What if James Dean were a twin-tailed manta ray swimming in Jupiter's atmosphere? Bestselling Star Wars
novelist Zahn (Angelmass) gives us a tale of teen coming-of-age angst set in the herd society of the Qanska, intelligent herbivores who inhabit the equatorial band of the gas giant. Suspecting them to be non-native life, Earth's corporate masters, the Five Hundred, send in a spy to find their hidden star drive. Facing their own disaster, the Qanska agree, hoping to gain a human perspective on the impending exhaustion of their ecology. What neither side can count on is how the person injected into the Qanskan world will react. Matt Raimey, a 22-year-old paralyzed by a skiing accident, agrees to have his brain transplanted into a Qanska fetus. Given a second chance to be mobile, he also unexpectedly gets another chance to mature. Zahn concentrates more on the psychological processes at work than on the technological. Solutions to problems arise from better emotional and intellectual integrity, not simply larger databases.
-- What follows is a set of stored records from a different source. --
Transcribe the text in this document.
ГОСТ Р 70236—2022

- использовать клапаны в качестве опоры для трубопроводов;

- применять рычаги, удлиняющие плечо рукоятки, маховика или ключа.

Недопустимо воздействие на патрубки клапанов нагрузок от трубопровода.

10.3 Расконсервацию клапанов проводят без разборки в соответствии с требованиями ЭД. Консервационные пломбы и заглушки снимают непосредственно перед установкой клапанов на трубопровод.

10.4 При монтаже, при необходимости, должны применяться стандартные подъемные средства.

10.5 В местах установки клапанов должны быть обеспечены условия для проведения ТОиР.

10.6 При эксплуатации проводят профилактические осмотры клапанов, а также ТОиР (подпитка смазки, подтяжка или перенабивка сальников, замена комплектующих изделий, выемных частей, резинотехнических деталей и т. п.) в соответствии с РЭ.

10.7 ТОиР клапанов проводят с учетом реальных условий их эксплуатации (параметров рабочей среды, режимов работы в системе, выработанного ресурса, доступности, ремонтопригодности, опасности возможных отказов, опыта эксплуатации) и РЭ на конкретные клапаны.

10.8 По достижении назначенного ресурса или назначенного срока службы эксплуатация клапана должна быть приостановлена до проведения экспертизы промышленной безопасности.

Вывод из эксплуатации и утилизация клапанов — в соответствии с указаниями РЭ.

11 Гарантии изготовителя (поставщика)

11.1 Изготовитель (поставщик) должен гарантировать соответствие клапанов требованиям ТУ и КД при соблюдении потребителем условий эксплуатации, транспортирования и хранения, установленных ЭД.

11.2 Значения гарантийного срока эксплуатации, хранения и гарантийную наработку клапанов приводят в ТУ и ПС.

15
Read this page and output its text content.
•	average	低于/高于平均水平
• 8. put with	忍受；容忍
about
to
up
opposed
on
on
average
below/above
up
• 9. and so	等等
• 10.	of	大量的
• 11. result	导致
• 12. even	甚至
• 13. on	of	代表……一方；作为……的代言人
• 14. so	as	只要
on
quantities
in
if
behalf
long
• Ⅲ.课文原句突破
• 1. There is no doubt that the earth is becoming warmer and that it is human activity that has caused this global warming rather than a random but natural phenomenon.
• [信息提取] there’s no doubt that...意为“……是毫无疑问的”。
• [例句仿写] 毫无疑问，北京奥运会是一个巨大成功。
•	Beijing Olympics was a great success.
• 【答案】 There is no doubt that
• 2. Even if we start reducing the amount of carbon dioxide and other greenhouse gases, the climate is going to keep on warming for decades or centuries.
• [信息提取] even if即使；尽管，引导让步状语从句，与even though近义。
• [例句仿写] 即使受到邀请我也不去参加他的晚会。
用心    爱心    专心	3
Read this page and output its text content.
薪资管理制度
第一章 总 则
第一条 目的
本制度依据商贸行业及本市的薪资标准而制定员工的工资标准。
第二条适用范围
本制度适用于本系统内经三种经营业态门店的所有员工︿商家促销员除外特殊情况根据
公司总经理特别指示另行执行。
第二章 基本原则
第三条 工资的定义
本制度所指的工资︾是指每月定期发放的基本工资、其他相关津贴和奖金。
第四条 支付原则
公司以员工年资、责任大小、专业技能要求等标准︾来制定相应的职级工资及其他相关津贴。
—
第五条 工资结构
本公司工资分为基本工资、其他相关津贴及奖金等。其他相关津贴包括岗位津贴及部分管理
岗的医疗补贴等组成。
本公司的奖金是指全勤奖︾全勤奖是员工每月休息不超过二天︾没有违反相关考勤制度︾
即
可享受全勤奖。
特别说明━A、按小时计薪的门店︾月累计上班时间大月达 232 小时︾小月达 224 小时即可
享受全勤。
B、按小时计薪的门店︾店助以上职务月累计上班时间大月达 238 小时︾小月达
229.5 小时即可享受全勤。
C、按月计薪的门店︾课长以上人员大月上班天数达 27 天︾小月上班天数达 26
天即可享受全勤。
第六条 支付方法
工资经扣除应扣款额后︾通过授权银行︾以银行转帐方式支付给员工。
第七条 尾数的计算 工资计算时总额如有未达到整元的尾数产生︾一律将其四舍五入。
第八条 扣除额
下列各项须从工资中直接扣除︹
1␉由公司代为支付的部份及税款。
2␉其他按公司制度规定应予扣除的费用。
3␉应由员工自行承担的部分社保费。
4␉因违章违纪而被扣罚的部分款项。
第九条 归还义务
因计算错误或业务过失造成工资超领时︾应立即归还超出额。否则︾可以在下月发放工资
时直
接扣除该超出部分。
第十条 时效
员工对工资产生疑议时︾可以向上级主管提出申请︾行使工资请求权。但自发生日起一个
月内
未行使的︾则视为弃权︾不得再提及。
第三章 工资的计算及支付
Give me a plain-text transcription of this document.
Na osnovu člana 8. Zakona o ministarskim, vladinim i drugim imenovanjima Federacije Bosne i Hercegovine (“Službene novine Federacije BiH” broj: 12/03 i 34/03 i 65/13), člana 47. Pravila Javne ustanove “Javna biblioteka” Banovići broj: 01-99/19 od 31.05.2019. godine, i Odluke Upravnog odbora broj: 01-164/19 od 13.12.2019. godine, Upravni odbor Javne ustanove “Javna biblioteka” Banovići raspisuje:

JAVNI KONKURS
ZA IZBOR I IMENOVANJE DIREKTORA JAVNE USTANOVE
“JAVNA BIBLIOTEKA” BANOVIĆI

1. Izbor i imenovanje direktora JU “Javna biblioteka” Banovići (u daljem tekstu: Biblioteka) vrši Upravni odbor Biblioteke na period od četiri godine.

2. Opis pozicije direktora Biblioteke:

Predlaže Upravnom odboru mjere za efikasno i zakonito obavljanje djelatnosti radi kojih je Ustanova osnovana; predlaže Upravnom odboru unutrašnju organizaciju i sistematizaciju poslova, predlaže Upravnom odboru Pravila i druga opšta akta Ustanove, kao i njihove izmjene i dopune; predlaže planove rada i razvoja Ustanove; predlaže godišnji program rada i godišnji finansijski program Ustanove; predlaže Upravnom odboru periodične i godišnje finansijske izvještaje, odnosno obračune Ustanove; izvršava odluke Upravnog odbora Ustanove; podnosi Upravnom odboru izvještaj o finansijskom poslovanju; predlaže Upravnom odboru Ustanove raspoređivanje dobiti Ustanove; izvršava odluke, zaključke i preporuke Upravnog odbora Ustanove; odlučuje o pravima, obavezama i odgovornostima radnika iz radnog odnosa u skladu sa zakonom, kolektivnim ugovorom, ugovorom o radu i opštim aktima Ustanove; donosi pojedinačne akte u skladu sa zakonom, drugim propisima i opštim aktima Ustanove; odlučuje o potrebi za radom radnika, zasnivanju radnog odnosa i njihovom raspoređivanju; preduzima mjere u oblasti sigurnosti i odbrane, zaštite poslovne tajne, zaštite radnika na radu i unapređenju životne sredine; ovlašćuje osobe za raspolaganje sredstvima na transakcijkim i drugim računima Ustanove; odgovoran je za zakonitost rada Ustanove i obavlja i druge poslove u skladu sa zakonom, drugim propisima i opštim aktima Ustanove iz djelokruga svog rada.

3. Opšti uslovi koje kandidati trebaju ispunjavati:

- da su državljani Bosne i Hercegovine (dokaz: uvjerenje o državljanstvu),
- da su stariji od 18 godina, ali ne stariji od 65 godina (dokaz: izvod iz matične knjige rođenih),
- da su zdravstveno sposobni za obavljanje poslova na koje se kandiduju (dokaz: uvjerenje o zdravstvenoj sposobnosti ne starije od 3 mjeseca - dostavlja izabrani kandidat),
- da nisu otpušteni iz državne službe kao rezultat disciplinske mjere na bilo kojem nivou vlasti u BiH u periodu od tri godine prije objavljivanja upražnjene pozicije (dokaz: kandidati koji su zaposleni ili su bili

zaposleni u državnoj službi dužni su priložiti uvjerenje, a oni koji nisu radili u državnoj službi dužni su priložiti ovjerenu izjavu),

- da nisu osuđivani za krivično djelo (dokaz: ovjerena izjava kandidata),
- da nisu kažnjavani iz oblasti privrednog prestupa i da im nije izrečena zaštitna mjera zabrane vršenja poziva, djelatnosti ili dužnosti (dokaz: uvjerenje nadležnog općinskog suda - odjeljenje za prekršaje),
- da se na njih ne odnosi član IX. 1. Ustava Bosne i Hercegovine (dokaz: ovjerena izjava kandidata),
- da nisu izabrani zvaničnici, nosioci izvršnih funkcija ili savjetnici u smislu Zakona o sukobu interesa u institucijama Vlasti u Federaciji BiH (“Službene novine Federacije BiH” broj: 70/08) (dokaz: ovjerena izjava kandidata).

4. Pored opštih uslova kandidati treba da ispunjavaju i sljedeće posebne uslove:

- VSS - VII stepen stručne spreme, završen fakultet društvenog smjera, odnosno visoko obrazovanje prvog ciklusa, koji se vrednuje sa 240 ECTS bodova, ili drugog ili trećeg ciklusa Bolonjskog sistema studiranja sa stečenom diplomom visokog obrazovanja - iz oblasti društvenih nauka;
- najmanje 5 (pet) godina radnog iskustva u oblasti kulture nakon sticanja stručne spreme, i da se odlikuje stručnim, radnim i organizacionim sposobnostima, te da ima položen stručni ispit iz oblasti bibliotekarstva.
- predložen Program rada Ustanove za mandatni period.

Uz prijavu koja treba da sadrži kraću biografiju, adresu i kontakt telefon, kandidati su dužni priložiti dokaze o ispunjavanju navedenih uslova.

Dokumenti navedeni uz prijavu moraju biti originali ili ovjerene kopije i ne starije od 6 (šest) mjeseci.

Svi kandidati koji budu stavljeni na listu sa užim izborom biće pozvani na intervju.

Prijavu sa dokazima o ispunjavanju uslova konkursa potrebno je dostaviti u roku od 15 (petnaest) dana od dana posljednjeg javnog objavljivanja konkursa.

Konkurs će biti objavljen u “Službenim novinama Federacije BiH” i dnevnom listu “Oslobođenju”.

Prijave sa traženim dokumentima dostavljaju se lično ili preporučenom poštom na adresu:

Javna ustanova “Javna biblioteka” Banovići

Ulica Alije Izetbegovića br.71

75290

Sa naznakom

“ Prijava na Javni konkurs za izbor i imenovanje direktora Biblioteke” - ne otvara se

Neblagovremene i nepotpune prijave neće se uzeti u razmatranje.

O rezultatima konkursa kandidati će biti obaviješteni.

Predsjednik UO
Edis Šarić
While the author doesn't get as deep into his characters as they do into Jupiter's depths, his portrayal of Matt/Manta is direct and involving. Qanskan life, looking much like marine reef life on Earth, is intriguingly portrayed, even if the biology of the Qanskan problem is suspect. YA readers looking for more than the usual SF action-adventure should be well pleased. (Oct.)
FYI:The author's "Cascade Point" won the Hugo Award for best novella in 1984.